Prince Harry was only recently able to open up and discuss his mother, Princess Diana's passing, but he wishes he had done so sooner.
The 31-year-old hosted an event at the Kensington Palace for his mental health charity, Heads Together, which was attended by many special guests, including Former England and Manchester United defender Rio Ferdinand.
Ferdinand—whose wife passed away of cancer, leaving him to take care of his three kids—couldn't help but asked Harry about the impact losing a mother can have on children.
Harry replied, "I really regret not ever talking about it," noting that he didn't speak about Diana's death "for the first 28 years of my life."
He continued, "It's OK to suffer, as long as you talk about it. It's not a weakness. Weakness is having a problem and not recognizing it and not solving that problem."
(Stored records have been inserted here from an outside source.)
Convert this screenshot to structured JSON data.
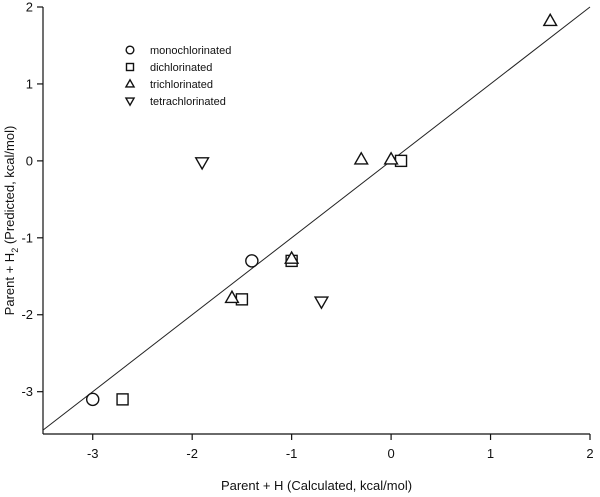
{
  "chart_data": {
    "type": "scatter",
    "xlabel": "Parent + H (Calculated, kcal/mol)",
    "ylabel_main": "Parent + H",
    "ylabel_sub": "2",
    "ylabel_tail": " (Predicted, kcal/mol)",
    "xlim": [
      -3.5,
      2
    ],
    "ylim": [
      -3.55,
      2
    ],
    "xticks": [
      -3,
      -2,
      -1,
      0,
      1,
      2
    ],
    "yticks": [
      -3,
      -2,
      -1,
      0,
      1,
      2
    ],
    "grid": false,
    "legend_position": "top-left",
    "fit_line": {
      "x": [
        -3.5,
        2
      ],
      "y": [
        -3.5,
        2
      ]
    },
    "series": [
      {
        "name": "monochlorinated",
        "marker": "circle",
        "points": [
          [
            -3.0,
            -3.1
          ],
          [
            -1.4,
            -1.3
          ]
        ]
      },
      {
        "name": "dichlorinated",
        "marker": "square",
        "points": [
          [
            -2.7,
            -3.1
          ],
          [
            -1.5,
            -1.8
          ],
          [
            -1.0,
            -1.3
          ],
          [
            0.1,
            0.0
          ]
        ]
      },
      {
        "name": "trichlorinated",
        "marker": "triangle-up",
        "points": [
          [
            -1.6,
            -1.78
          ],
          [
            -1.0,
            -1.27
          ],
          [
            -0.3,
            0.02
          ],
          [
            0.0,
            0.02
          ],
          [
            1.6,
            1.82
          ]
        ]
      },
      {
        "name": "tetrachlorinated",
        "marker": "triangle-down",
        "points": [
          [
            -1.9,
            -0.02
          ],
          [
            -0.7,
            -1.83
          ]
        ]
      }
    ]
  }
}
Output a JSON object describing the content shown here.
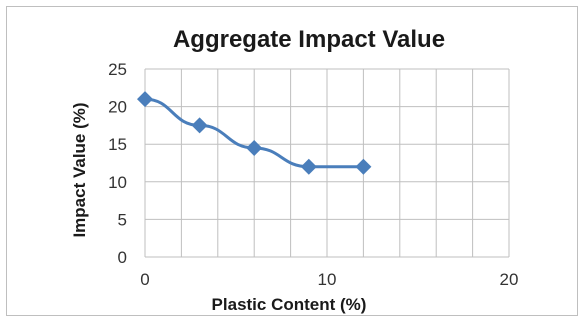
{
  "chart_data": {
    "type": "line",
    "title": "Aggregate Impact Value",
    "xlabel": "Plastic Content (%)",
    "ylabel": "Impact Value (%)",
    "xlim": [
      0,
      20
    ],
    "ylim": [
      0,
      25
    ],
    "xticks": [
      0,
      10,
      20
    ],
    "yticks": [
      0,
      5,
      10,
      15,
      20,
      25
    ],
    "grid": true,
    "legend": "none",
    "series": [
      {
        "x": [
          0,
          3,
          6,
          9,
          12
        ],
        "y": [
          21,
          17.5,
          14.5,
          12,
          12
        ],
        "color": "#4a7ebb",
        "marker": "diamond"
      }
    ]
  }
}
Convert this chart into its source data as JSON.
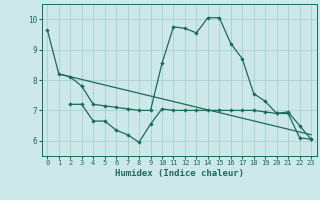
{
  "xlabel": "Humidex (Indice chaleur)",
  "xlim": [
    -0.5,
    23.5
  ],
  "ylim": [
    5.5,
    10.5
  ],
  "yticks": [
    6,
    7,
    8,
    9,
    10
  ],
  "xticks": [
    0,
    1,
    2,
    3,
    4,
    5,
    6,
    7,
    8,
    9,
    10,
    11,
    12,
    13,
    14,
    15,
    16,
    17,
    18,
    19,
    20,
    21,
    22,
    23
  ],
  "bg_color": "#cce8e8",
  "grid_color": "#aacfcf",
  "line_color": "#1a6b5a",
  "line1_x": [
    0,
    1,
    2,
    3,
    4,
    5,
    6,
    7,
    8,
    9,
    10,
    11,
    12,
    13,
    14,
    15,
    16,
    17,
    18,
    19,
    20,
    21,
    22,
    23
  ],
  "line1_y": [
    9.65,
    8.2,
    8.1,
    7.8,
    7.2,
    7.15,
    7.1,
    7.05,
    7.0,
    7.0,
    8.55,
    9.75,
    9.7,
    9.55,
    10.05,
    10.05,
    9.2,
    8.7,
    7.55,
    7.3,
    6.9,
    6.95,
    6.5,
    6.05
  ],
  "line2_x": [
    2,
    3,
    4,
    5,
    6,
    7,
    8,
    9,
    10,
    11,
    12,
    13,
    14,
    15,
    16,
    17,
    18,
    19,
    20,
    21,
    22,
    23
  ],
  "line2_y": [
    7.2,
    7.2,
    6.65,
    6.65,
    6.35,
    6.2,
    5.95,
    6.55,
    7.05,
    7.0,
    7.0,
    7.0,
    7.0,
    7.0,
    7.0,
    7.0,
    7.0,
    6.95,
    6.9,
    6.9,
    6.1,
    6.05
  ],
  "line3_x": [
    1,
    23
  ],
  "line3_y": [
    8.2,
    6.2
  ]
}
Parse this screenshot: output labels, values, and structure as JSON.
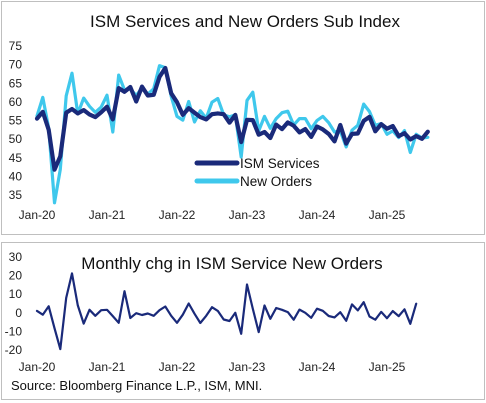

Harry—who was 12-years-old when Princess Diana died in 1997—concluded his speech by reminding the audience that everyone can suffer from mental health. "Whether you're a member of the Royal Family, whether you're a soldier, whether you're a sports star, whether you're a team sport, individual sport, whether you're a white van driver, whether you're a mother, father, a child, it doesn't really matter," he said.
Meanwhile, Harry founded Heads Together with Prince William and Kate Middleton. Their goal is to bring mental health charities and organisations together in order to tackle the stigma around depression and other psychological problems.